The generated-image cases use synthetic invoice scans plus bank exports, vendor records, purchase orders, and exact `audit_result.json` checks. The workflow cases add messy folders, protected source files, intermediate artifacts, and proof files.
The headline result
On the generated-image Paperwork Trial, Gemma 4 12B Unified scored 10% Practical Score: zero of five cases resolved, one of five core passes, four of five visible passes, and zero hidden passes.
That split matters. The visible checks show the model was often in the neighborhood. The hidden oracle shows it did not close the job.
The recurring failures were not exotic: wrong or missing evidence, ignored-document ID errors, invoice classification mistakes, total calculation errors, warning-code problems, and proof-code failures.
The workflow run exposed the harder failure
The agentic workflow cases were worse.
In Workflow Case 04, the model produced some artifacts, but the final output was malformed and the run hit a token-limit/repair-loop pattern. The scored trace records `lmstudio_action_loop -> token_limit_stop`.
Cases 05, 06, and 07 failed around required artifacts and final output discipline. That is the practical problem: a local assistant that cannot reliably stop, write the required files, and leave a verifiable result is not doing the office work yet.
SVG did not rescue it
The City Plan SVG run also failed.
Gemma 4 12B Unified got one of three automated checks, but returned no parseable standalone SVG artifact. The run page therefore has no visual preview.

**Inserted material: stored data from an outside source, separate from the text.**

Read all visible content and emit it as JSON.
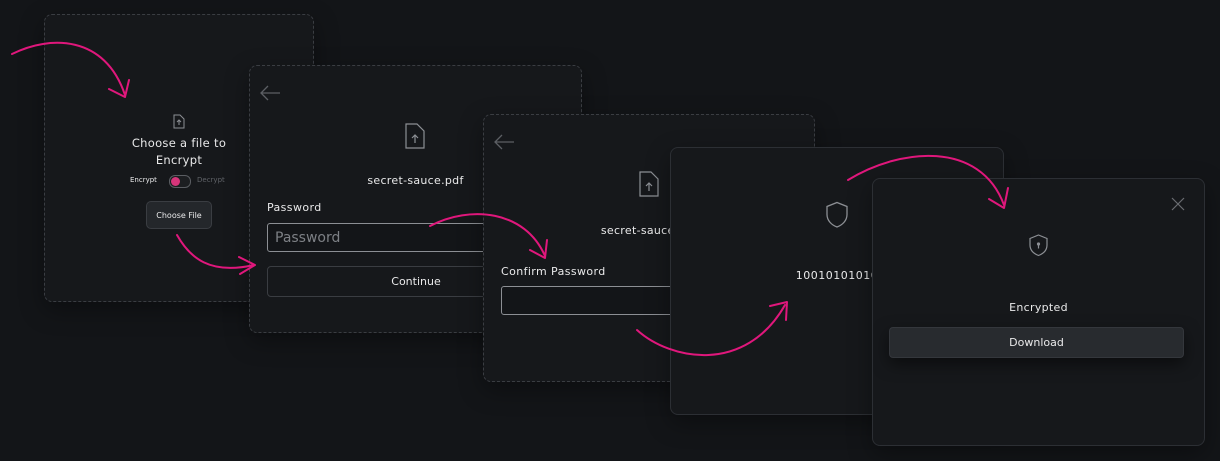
{
  "card1": {
    "title": "Choose a file to Encrypt",
    "toggle_left": "Encrypt",
    "toggle_right": "Decrypt",
    "choose_button": "Choose File",
    "accent": "#d6357a"
  },
  "card2": {
    "filename": "secret-sauce.pdf",
    "password_label": "Password",
    "password_placeholder": "Password",
    "continue_button": "Continue"
  },
  "card3": {
    "filename": "secret-sauce.pdf",
    "confirm_label": "Confirm Password"
  },
  "card4": {
    "binary": "10010101010"
  },
  "card5": {
    "status": "Encrypted",
    "download_button": "Download"
  },
  "colors": {
    "background": "#131518",
    "card": "#16181b",
    "arrow": "#e0177c"
  }
}
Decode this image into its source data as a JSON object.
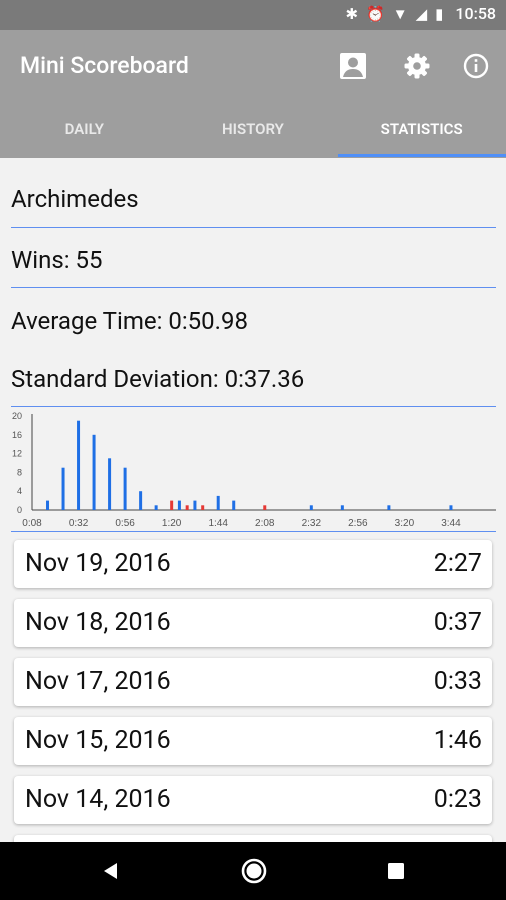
{
  "status": {
    "time": "10:58"
  },
  "app": {
    "title": "Mini Scoreboard"
  },
  "actions": [
    {
      "name": "account-icon"
    },
    {
      "name": "settings-icon"
    },
    {
      "name": "info-icon"
    }
  ],
  "tabs": [
    {
      "label": "DAILY",
      "active": false
    },
    {
      "label": "HISTORY",
      "active": false
    },
    {
      "label": "STATISTICS",
      "active": true
    }
  ],
  "stats": {
    "name": "Archimedes",
    "wins": "Wins: 55",
    "average": "Average Time: 0:50.98",
    "stddev": "Standard Deviation: 0:37.36"
  },
  "chart_data": {
    "type": "bar",
    "ylim": [
      0,
      20
    ],
    "yticks": [
      0,
      4,
      8,
      12,
      16,
      20
    ],
    "xtick_labels": [
      "0:08",
      "0:32",
      "0:56",
      "1:20",
      "1:44",
      "2:08",
      "2:32",
      "2:56",
      "3:20",
      "3:44"
    ],
    "x_unit": "seconds",
    "xlim": [
      8,
      240
    ],
    "colors": {
      "blue": "#1f6fe5",
      "red": "#e53935"
    },
    "bars": [
      {
        "x": 16,
        "y": 2,
        "color": "blue"
      },
      {
        "x": 24,
        "y": 9,
        "color": "blue"
      },
      {
        "x": 32,
        "y": 19,
        "color": "blue"
      },
      {
        "x": 40,
        "y": 16,
        "color": "blue"
      },
      {
        "x": 48,
        "y": 11,
        "color": "blue"
      },
      {
        "x": 56,
        "y": 9,
        "color": "blue"
      },
      {
        "x": 64,
        "y": 4,
        "color": "blue"
      },
      {
        "x": 72,
        "y": 1,
        "color": "blue"
      },
      {
        "x": 80,
        "y": 2,
        "color": "red"
      },
      {
        "x": 84,
        "y": 2,
        "color": "blue"
      },
      {
        "x": 88,
        "y": 1,
        "color": "red"
      },
      {
        "x": 92,
        "y": 2,
        "color": "blue"
      },
      {
        "x": 96,
        "y": 1,
        "color": "red"
      },
      {
        "x": 104,
        "y": 3,
        "color": "blue"
      },
      {
        "x": 112,
        "y": 2,
        "color": "blue"
      },
      {
        "x": 128,
        "y": 1,
        "color": "red"
      },
      {
        "x": 152,
        "y": 1,
        "color": "blue"
      },
      {
        "x": 168,
        "y": 1,
        "color": "blue"
      },
      {
        "x": 192,
        "y": 1,
        "color": "blue"
      },
      {
        "x": 224,
        "y": 1,
        "color": "blue"
      }
    ]
  },
  "history": [
    {
      "date": "Nov 19, 2016",
      "time": "2:27"
    },
    {
      "date": "Nov 18, 2016",
      "time": "0:37"
    },
    {
      "date": "Nov 17, 2016",
      "time": "0:33"
    },
    {
      "date": "Nov 15, 2016",
      "time": "1:46"
    },
    {
      "date": "Nov 14, 2016",
      "time": "0:23"
    }
  ]
}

That is a clean failure. It is not a weak drawing. It is an absent artifact.
Practical readout
This is not a claim that Gemma 4 12B Unified is useless.
It is a claim about this workload. In the current Local Model Bench shape, the model can read pieces of the folder but fails the closure layer: exact JSON, evidence, hidden oracle, proof code, workflow artifacts, and constrained SVG output.
For private desktop work, that distinction is the point. A model that sounds close but leaves broken artifacts still leaves the human doing the cleanup.